2. Not understanding your customers

This problem is not only one that we see a lot in loyalty program implementation but also in other areas. It’s so important that you know your consumers and fully understand their needs and wants. You need to carry out some market research and see what it is that would actually make them want to shop with you again. Would they rather receive money off or free gifts?

3. Doing the same as everyone else

It’s always wise to size up the competition in the world of business but this should never translate to directly copying them. First of all, customers aren’t exactly going to be enticed by the same thing twice and if they’re already shopping with your competitor, why would you expect them to swap to you if you’re offering the same? Second of all, you have no idea if what your competitors are doing is actually working! Research and compare, yes, but go your own way!

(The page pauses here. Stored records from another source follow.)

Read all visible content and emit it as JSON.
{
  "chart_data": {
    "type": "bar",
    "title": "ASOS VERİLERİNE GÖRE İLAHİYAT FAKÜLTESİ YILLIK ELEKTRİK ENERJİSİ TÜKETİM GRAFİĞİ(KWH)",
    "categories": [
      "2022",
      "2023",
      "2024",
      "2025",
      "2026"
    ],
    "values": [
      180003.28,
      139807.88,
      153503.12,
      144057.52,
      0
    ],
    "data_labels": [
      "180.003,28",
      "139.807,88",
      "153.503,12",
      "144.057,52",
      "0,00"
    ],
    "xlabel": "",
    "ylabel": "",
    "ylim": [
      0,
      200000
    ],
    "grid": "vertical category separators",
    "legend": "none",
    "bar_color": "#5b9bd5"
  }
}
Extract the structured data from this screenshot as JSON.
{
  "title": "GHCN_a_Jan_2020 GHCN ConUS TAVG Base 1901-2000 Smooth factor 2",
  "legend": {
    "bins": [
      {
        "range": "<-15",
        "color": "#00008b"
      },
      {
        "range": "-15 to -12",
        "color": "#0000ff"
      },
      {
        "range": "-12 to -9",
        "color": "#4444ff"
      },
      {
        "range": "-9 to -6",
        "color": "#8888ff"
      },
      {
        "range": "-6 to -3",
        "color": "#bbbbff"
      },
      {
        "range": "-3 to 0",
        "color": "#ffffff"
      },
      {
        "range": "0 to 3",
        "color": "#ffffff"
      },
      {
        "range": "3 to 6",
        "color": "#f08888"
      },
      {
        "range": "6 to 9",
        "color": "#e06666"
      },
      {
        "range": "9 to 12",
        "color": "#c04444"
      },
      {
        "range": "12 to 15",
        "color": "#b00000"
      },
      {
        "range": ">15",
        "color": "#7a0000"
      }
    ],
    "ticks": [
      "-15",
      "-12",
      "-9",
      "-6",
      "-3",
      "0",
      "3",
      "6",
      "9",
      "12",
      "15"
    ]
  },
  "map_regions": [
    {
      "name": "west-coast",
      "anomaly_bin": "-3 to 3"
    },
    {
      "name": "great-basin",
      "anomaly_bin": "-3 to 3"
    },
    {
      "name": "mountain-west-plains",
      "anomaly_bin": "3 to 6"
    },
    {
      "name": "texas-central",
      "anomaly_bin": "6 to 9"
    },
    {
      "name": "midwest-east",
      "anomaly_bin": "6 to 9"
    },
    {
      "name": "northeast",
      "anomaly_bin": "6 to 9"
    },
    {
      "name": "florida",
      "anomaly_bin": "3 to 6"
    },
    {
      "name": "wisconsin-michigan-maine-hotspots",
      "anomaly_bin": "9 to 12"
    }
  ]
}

4. Choosing the reward at random

Don’t just choose your incentive based on the fact that it sounds good or because it’s what you yourself would want. Do your research to find out what your customers want the most and then make sure that it works for you commercially too. Customer loyalty isn’t exactly worth much if you’re not making a profit.

5. Overestimating loyalty

So you’ve started up your loyalty program – that means customers will be retained forever right? Wrong. One good idea doesn’t mean you can just give up. You always need to be evolving and offering something new to ensure long-term customer loyalty and that applies to both your loyalty program and your wider business.